Texas also argued that the state had the discretion to consider seven factors in determining whether someone like Wilson should be executed. Such considerations included the person’s ability to lie, ability to lead, and whether the family and friends of the convict took him to be mentally retarded.
Lawyers for Wilson argued that such considerations allowed the state to ignore the law by unreasonably applying “non-clinical” factors to disqualify Wilson from the protections of the Atkins ruling. Also, Wilson’s lawyer emphasized, Texas was the only state to use such a test.

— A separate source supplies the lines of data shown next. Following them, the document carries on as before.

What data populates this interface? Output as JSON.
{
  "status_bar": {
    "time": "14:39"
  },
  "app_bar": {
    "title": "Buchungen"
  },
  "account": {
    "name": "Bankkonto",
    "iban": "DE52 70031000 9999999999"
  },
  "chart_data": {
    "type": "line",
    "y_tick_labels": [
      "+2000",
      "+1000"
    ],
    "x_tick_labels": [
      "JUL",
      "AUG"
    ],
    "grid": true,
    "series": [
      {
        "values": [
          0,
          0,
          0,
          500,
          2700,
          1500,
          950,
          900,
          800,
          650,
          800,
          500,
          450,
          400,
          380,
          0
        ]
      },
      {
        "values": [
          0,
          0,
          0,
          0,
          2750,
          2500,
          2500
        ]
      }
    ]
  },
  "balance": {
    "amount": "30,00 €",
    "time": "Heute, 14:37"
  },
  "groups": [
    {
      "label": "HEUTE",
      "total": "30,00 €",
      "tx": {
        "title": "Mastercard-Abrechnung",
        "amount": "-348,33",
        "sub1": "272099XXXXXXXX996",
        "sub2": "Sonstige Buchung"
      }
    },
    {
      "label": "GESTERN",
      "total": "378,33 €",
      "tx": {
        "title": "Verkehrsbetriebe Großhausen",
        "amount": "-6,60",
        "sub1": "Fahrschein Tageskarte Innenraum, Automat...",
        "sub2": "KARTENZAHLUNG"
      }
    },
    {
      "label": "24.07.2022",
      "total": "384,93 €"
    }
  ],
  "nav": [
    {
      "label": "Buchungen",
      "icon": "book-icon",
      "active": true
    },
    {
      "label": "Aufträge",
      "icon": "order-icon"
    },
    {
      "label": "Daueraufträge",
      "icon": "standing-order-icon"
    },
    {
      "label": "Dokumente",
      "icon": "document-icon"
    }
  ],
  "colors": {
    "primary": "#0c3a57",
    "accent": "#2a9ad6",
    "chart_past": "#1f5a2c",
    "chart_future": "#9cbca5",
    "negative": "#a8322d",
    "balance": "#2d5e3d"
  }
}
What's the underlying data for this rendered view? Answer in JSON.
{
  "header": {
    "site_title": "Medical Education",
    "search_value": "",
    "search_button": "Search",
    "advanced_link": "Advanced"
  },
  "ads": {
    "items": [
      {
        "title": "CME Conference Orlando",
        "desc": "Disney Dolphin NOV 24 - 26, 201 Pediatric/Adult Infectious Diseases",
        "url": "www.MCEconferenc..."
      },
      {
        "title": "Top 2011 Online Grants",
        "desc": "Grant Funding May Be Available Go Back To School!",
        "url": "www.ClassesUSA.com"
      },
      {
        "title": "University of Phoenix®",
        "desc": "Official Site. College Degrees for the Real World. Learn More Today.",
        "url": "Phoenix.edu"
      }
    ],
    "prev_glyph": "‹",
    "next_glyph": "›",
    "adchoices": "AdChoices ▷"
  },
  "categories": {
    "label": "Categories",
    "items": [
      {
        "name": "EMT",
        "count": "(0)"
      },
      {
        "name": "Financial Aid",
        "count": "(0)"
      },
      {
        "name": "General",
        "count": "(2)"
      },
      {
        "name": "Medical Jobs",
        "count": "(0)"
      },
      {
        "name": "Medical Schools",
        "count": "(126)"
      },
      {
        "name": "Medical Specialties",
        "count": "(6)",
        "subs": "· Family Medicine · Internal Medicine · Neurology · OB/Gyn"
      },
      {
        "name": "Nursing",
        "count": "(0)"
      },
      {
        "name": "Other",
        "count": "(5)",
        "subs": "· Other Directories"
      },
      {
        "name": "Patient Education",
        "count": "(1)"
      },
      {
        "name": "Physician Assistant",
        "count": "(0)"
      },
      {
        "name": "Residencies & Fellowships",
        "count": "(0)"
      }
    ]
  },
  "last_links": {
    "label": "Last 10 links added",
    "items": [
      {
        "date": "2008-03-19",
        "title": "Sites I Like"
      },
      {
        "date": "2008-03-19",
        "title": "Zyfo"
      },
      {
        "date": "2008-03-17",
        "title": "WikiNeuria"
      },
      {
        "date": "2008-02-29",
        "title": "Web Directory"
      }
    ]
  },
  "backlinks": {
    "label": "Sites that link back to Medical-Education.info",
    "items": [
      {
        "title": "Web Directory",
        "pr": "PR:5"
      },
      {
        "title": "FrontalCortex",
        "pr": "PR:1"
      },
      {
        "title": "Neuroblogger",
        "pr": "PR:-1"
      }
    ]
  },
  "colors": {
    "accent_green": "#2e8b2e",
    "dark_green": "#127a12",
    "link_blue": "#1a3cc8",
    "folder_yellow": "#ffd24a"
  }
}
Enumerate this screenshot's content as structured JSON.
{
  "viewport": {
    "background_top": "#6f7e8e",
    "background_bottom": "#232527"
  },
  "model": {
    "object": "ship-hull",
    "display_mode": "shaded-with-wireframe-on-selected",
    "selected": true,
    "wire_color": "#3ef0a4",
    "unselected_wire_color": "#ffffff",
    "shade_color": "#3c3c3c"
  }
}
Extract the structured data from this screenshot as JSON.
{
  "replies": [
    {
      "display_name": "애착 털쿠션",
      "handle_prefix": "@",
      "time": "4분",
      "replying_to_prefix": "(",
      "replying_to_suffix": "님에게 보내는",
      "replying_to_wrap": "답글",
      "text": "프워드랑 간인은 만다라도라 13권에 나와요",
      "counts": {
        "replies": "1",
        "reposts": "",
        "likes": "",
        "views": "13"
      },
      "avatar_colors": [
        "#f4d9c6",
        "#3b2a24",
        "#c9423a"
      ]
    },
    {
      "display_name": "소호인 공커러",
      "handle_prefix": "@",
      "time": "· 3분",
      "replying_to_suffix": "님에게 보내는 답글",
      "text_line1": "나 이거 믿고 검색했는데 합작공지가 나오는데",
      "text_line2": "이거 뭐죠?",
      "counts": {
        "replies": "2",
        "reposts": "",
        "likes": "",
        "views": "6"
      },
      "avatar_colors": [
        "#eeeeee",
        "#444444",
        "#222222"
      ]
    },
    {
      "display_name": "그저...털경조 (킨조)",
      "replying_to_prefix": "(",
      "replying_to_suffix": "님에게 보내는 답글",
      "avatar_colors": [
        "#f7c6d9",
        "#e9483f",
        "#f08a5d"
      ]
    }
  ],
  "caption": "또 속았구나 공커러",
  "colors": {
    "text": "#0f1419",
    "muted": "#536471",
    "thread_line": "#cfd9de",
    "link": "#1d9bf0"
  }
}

Wilson was convicted of the murder for the November 1992 killing of a 21-year old police drug informant and was sentenced to death in 1994. However, Wilson’s lawyers also said that apparently Texas has received evidence suggesting that Wilson was not the shooter, but the Supreme Court did not address the issue.
Roughly three out of every eight executions since 1976 has been followed through in Texas according to the Death Penalty Information Center.
In a separate case, the American Association on Intellectual and Developmental Disabilities said that Texas’s test relies on false stereotypes and counts only severely incapacitated people as mentally retarded.
This year, already by July, Texas has conducted 6 out of the 26 executions in the nation.
The case is Wilson v. Thaler, U.S. Supreme Court, No. 12-5349.